'A troche that cures cavities and strengthens teeth just by licking' is under development

Normally, teeth are regenerated only once in life, and in order to treat teeth that have been punctured by tooth decay, it is necessary to have a dentist sharpen or cover the teeth. there is. However, a research team at the University of Washington has developed a '

troche that heals your teeth just by licking them and makes them less prone to tooth decay' without having to sharpen or pull out your teeth.

Trials begin on lozenge that rebuilds tooth enamel --UW School of Dentistry

Professor Mehmet Sarikaya and colleagues at the University of Washington School of Dentistry have developed a lozenge containing capsules of genetically engineered peptides. This peptide is derived from amelogenin , which is an important protein for the formation of enamel, and plays an important role in the formation of cementum that constitutes the surface of the tooth root. The capsule contains phosphorus and calcium ions, which are the components of tooth enamel.

Amelogenin-derived peptides are designed to bind to and repair damaged areas of enamel

and integrate with the dentin inside the teeth, without affecting the soft tissues in the oral cavity. thing. Licking 2 tablets a day can repair enamel, and 1 tablet a day can maintain a healthy enamel layer. In other words, just licking this troche is enough to treat mild cavities.

The taste of the troche is mint, so it can be safely taken by adults and children. In addition, the research team reports that fluorine, which can protect and strengthen enamel, can be used at the same time as the troche at a low concentration of about 20% of the concentration contained in general fluorine-containing toothpaste.

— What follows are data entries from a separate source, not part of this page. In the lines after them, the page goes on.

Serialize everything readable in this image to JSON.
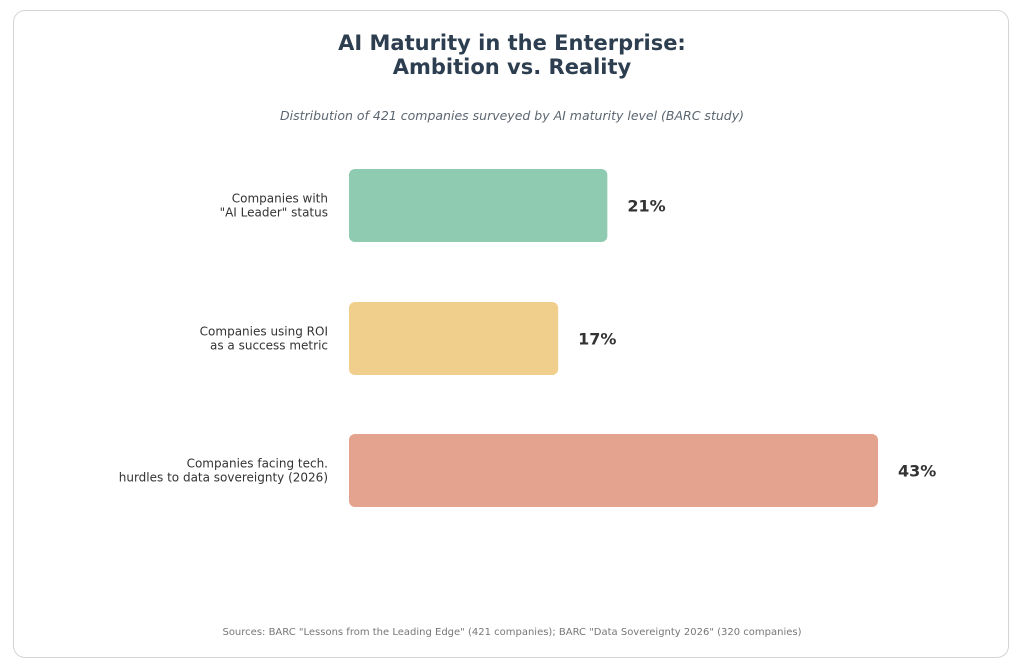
{
  "chart_data": {
    "type": "bar",
    "orientation": "horizontal",
    "title_lines": [
      "AI Maturity in the Enterprise:",
      "Ambition vs. Reality"
    ],
    "subtitle": "Distribution of 421 companies surveyed by AI maturity level (BARC study)",
    "xlabel": "",
    "ylabel": "",
    "xlim": [
      0,
      43
    ],
    "grid": false,
    "categories": [
      [
        "Companies with",
        "\"AI Leader\" status"
      ],
      [
        "Companies using ROI",
        "as a success metric"
      ],
      [
        "Companies facing tech.",
        "hurdles to data sovereignty (2026)"
      ]
    ],
    "values": [
      21,
      17,
      43
    ],
    "value_labels": [
      "21%",
      "17%",
      "43%"
    ],
    "colors": [
      "#8ecbb0",
      "#f0cf8c",
      "#e3a38f"
    ],
    "source": "Sources: BARC \"Lessons from the Leading Edge\" (421 companies); BARC \"Data Sovereignty 2026\" (320 companies)"
  }
}
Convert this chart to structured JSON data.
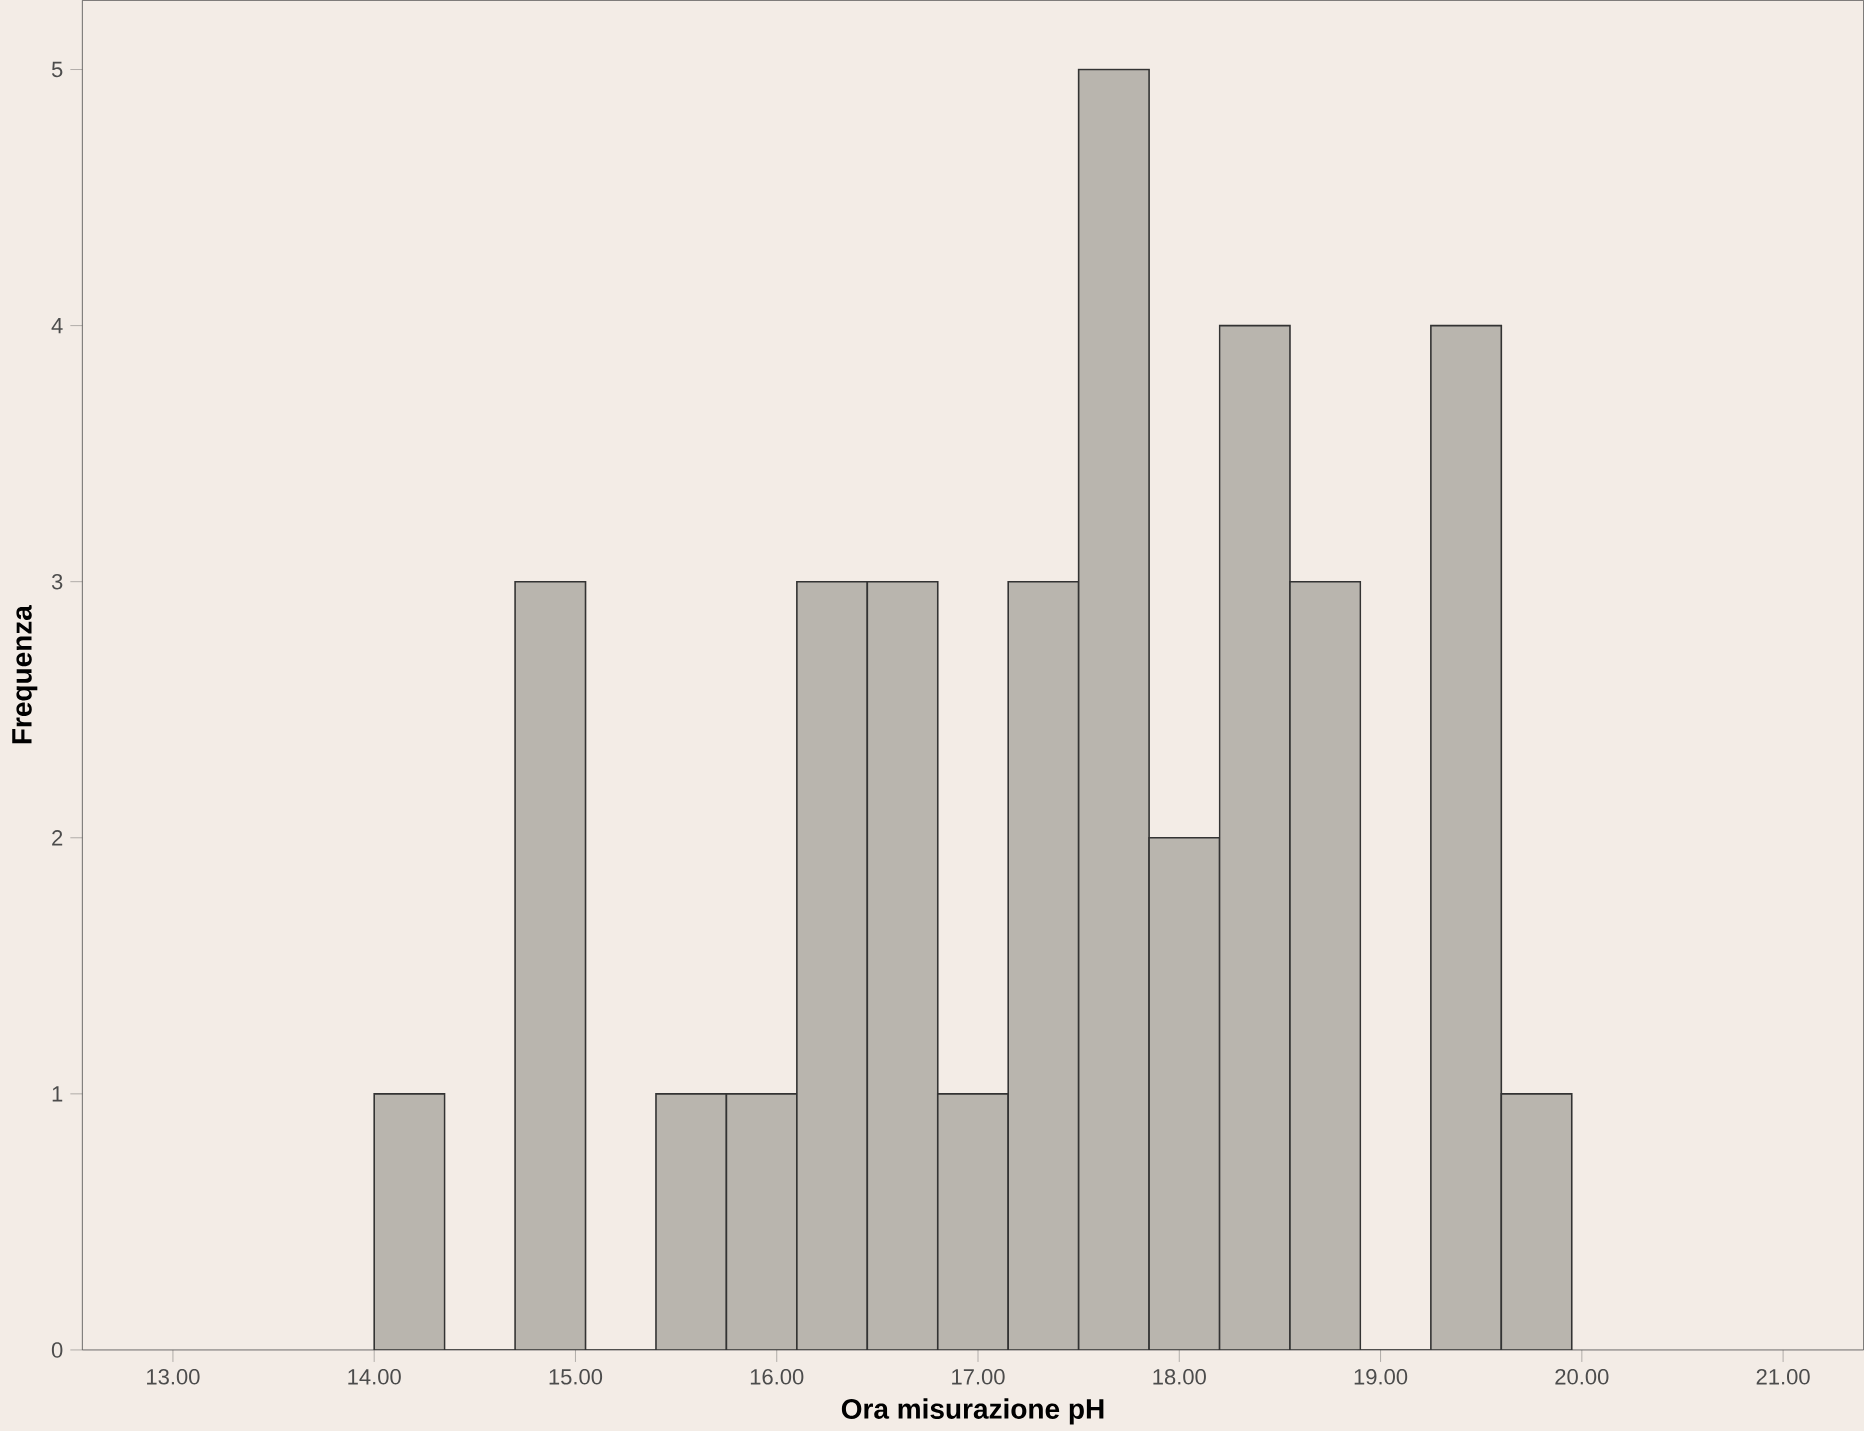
{
  "chart_data": {
    "type": "histogram",
    "xlabel": "Ora misurazione pH",
    "ylabel": "Frequenza",
    "bins": [
      14.0,
      14.35,
      14.7,
      15.05,
      15.4,
      15.75,
      16.1,
      16.45,
      16.8,
      17.15,
      17.5,
      17.85,
      18.2,
      18.55,
      18.9,
      19.25,
      19.6,
      19.95
    ],
    "values": [
      1,
      0,
      3,
      0,
      1,
      1,
      3,
      3,
      1,
      3,
      5,
      2,
      4,
      3,
      0,
      4,
      1
    ],
    "color": "#b9b5ae",
    "xlim": [
      12.55,
      21.4
    ],
    "ylim": [
      0,
      5.27
    ],
    "xticks": [
      {
        "value": 13,
        "label": "13.00"
      },
      {
        "value": 14,
        "label": "14.00"
      },
      {
        "value": 15,
        "label": "15.00"
      },
      {
        "value": 16,
        "label": "16.00"
      },
      {
        "value": 17,
        "label": "17.00"
      },
      {
        "value": 18,
        "label": "18.00"
      },
      {
        "value": 19,
        "label": "19.00"
      },
      {
        "value": 20,
        "label": "20.00"
      },
      {
        "value": 21,
        "label": "21.00"
      }
    ],
    "yticks": [
      0,
      1,
      2,
      3,
      4,
      5
    ]
  }
}
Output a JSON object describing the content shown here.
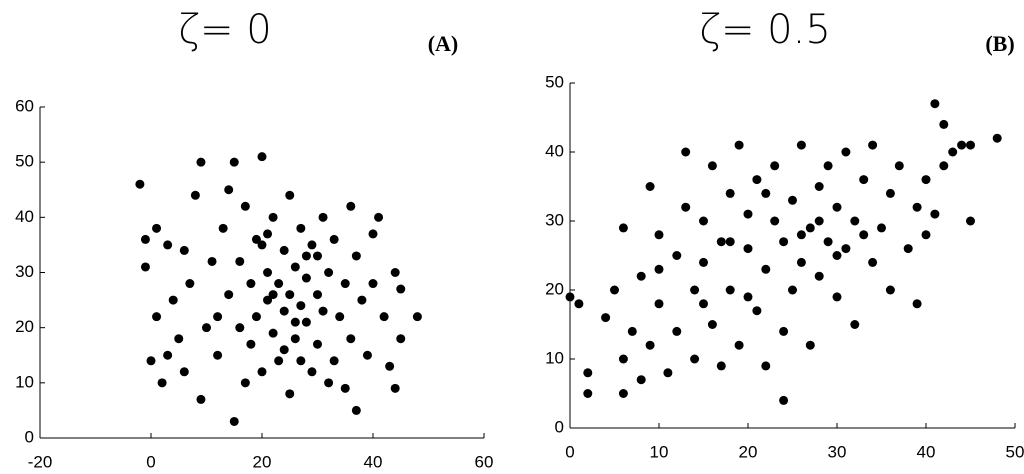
{
  "chart_data": [
    {
      "type": "scatter",
      "title": "ζ= 0",
      "panel_label": "(A)",
      "color": "#000000",
      "x": [
        -2,
        -1,
        -1,
        1,
        1,
        0,
        2,
        3,
        4,
        5,
        6,
        7,
        8,
        9,
        9,
        10,
        11,
        12,
        13,
        14,
        14,
        15,
        15,
        16,
        16,
        17,
        17,
        18,
        18,
        19,
        19,
        20,
        20,
        21,
        21,
        22,
        22,
        23,
        23,
        24,
        24,
        25,
        25,
        25,
        26,
        26,
        27,
        27,
        28,
        28,
        29,
        29,
        30,
        30,
        31,
        31,
        32,
        33,
        33,
        34,
        35,
        35,
        36,
        36,
        37,
        37,
        38,
        39,
        40,
        40,
        41,
        42,
        43,
        44,
        44,
        45,
        45,
        48,
        3,
        6,
        12,
        20,
        24,
        28,
        32,
        26,
        22,
        21,
        27,
        30
      ],
      "values": [
        46,
        36,
        31,
        38,
        22,
        14,
        10,
        35,
        25,
        18,
        12,
        28,
        44,
        50,
        7,
        20,
        32,
        15,
        38,
        45,
        26,
        50,
        3,
        20,
        32,
        42,
        10,
        28,
        17,
        36,
        22,
        51,
        12,
        30,
        25,
        19,
        40,
        28,
        14,
        34,
        23,
        26,
        44,
        8,
        31,
        18,
        24,
        38,
        21,
        29,
        12,
        35,
        26,
        17,
        40,
        23,
        30,
        14,
        36,
        22,
        28,
        9,
        42,
        18,
        5,
        33,
        25,
        15,
        37,
        28,
        40,
        22,
        13,
        30,
        9,
        18,
        27,
        22,
        15,
        34,
        22,
        35,
        16,
        33,
        10,
        21,
        26,
        37,
        14,
        33
      ],
      "xlim": [
        -20,
        60
      ],
      "ylim": [
        0,
        60
      ],
      "xticks": [
        -20,
        0,
        20,
        40,
        60
      ],
      "yticks": [
        0,
        10,
        20,
        30,
        40,
        50,
        60
      ]
    },
    {
      "type": "scatter",
      "title": "ζ= 0.5",
      "panel_label": "(B)",
      "color": "#000000",
      "x": [
        0,
        1,
        2,
        2,
        4,
        5,
        6,
        6,
        6,
        7,
        8,
        8,
        9,
        9,
        10,
        10,
        11,
        12,
        12,
        13,
        13,
        14,
        14,
        15,
        15,
        16,
        16,
        17,
        17,
        18,
        18,
        19,
        19,
        20,
        20,
        21,
        21,
        22,
        22,
        23,
        23,
        24,
        24,
        25,
        25,
        26,
        26,
        27,
        27,
        28,
        28,
        29,
        29,
        30,
        30,
        31,
        31,
        32,
        32,
        33,
        34,
        34,
        35,
        36,
        36,
        37,
        38,
        39,
        39,
        40,
        40,
        41,
        41,
        42,
        42,
        43,
        44,
        45,
        45,
        48,
        24,
        20,
        26,
        22,
        30,
        18,
        28,
        33,
        10,
        15
      ],
      "values": [
        19,
        18,
        8,
        5,
        16,
        20,
        5,
        10,
        29,
        14,
        22,
        7,
        35,
        12,
        28,
        18,
        8,
        25,
        14,
        32,
        40,
        20,
        10,
        30,
        24,
        15,
        38,
        9,
        27,
        34,
        20,
        41,
        12,
        26,
        31,
        17,
        36,
        23,
        9,
        30,
        38,
        14,
        27,
        33,
        20,
        41,
        24,
        29,
        12,
        35,
        22,
        38,
        27,
        19,
        32,
        40,
        26,
        30,
        15,
        36,
        24,
        41,
        29,
        20,
        34,
        38,
        26,
        32,
        18,
        36,
        28,
        47,
        31,
        44,
        38,
        40,
        41,
        30,
        41,
        42,
        4,
        19,
        28,
        34,
        25,
        27,
        30,
        28,
        23,
        18
      ],
      "xlim": [
        0,
        50
      ],
      "ylim": [
        0,
        50
      ],
      "xticks": [
        0,
        10,
        20,
        30,
        40,
        50
      ],
      "yticks": [
        0,
        10,
        20,
        30,
        40,
        50
      ]
    }
  ]
}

As of March 2021, the troche has been tested on human, porcine, and rat extracted teeth and live rats, and is undergoing clinical trials in actual patients. Professor Sarikaya commented, 'Clinical trials have three purposes: to show efficacy, to put together data into a treatise, and to confirm the whitening effect compared to existing treatments.' Did.

Also, according to Professor Salikaya, research is being conducted on how to treat dental hypersensitivity using similar artificial peptides. Hypersensitivity is a disease in which the enamel weakens and the underlying dentin and nerves are stimulated by temperature differences, causing pain. Treatments include blocking the stimulus, such as covering the teeth or paralyzing the nerves with drugs, but all have temporary effects. However, a troche that regenerates and strengthens enamel can provide a radical cure, the researchers said.